Member of the Oregon House of Representatives from the 4th district
- In office 1870–1871 and 1889–1890

Personal details
- Born: December 23, 1834 Christian County, Kentucky
- Died: April 3, 1917 (aged 82) Oregon City, Oregon
- Resting place: Mountain View Cemetery, Oregon City, Oregon
- Party: Republican
- Profession: Steamboat owner and captain

= John T. Apperson =

American politician (1834–1917)

John T. Apperson (December 23, 1834 – April 3, 1917) was an American steamboat captain and military officer who also served in the Oregon Legislative Assembly. He was born in Christian County, Kentucky, son of Beverly Apperson and Jane Gilbert Tubbs. He was a steamboat captain and owner on the Willamette River in the 1850s. He served as a first lieutenant in Company "E" of the Oregon Cavalry during the American Civil War.

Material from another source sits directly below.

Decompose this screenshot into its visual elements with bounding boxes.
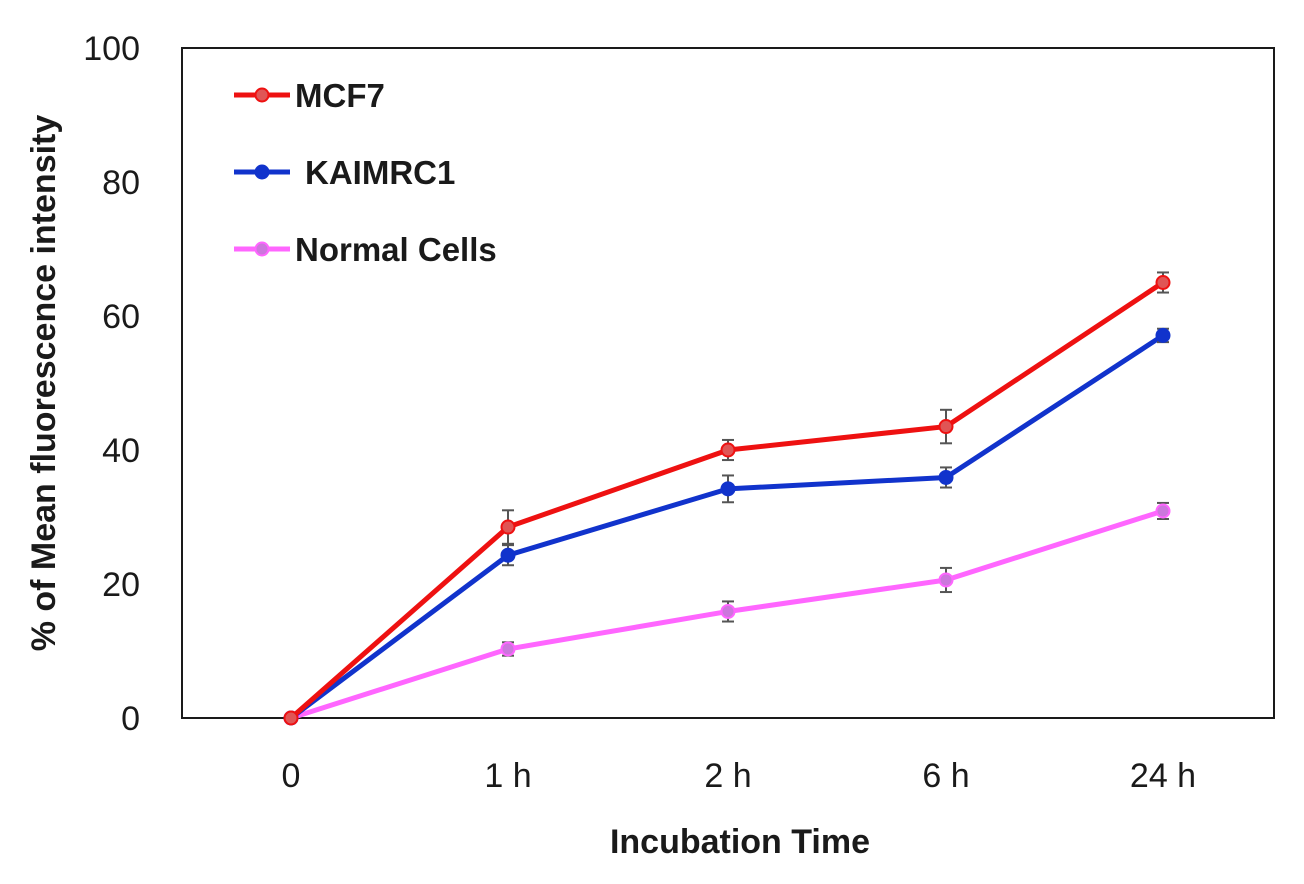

He was the sheriff of Clackamas County. He served in the Oregon House of Representatives in 1870 and in the Oregon State Senate from 1878 to 1881, but was defeated when he ran for reelection in 1882. In 1889, he served again in the Oregon House of Representatives, after being elected to a seat in 1888.

==Steamboat owner==
In 1861, Apperson built the steamboat Unio on the Willamette River at Canemah, Oregon and operated it from its launching in October 1861 to December of the same year, when Apperson sold the boat to another steamboat captain, James D. Miller. Despite having sold Unio to Miller, Apperson as of April 1862, held a position on the boat as clerk.

==Death==
Apperson died on April 3, 1917, at his home in the Park Place neighborhood of Oregon City, where he had resided with his wife, Mary Ann Elliott Apperson. He is buried at the Mountain View Cemetery in Oregon City.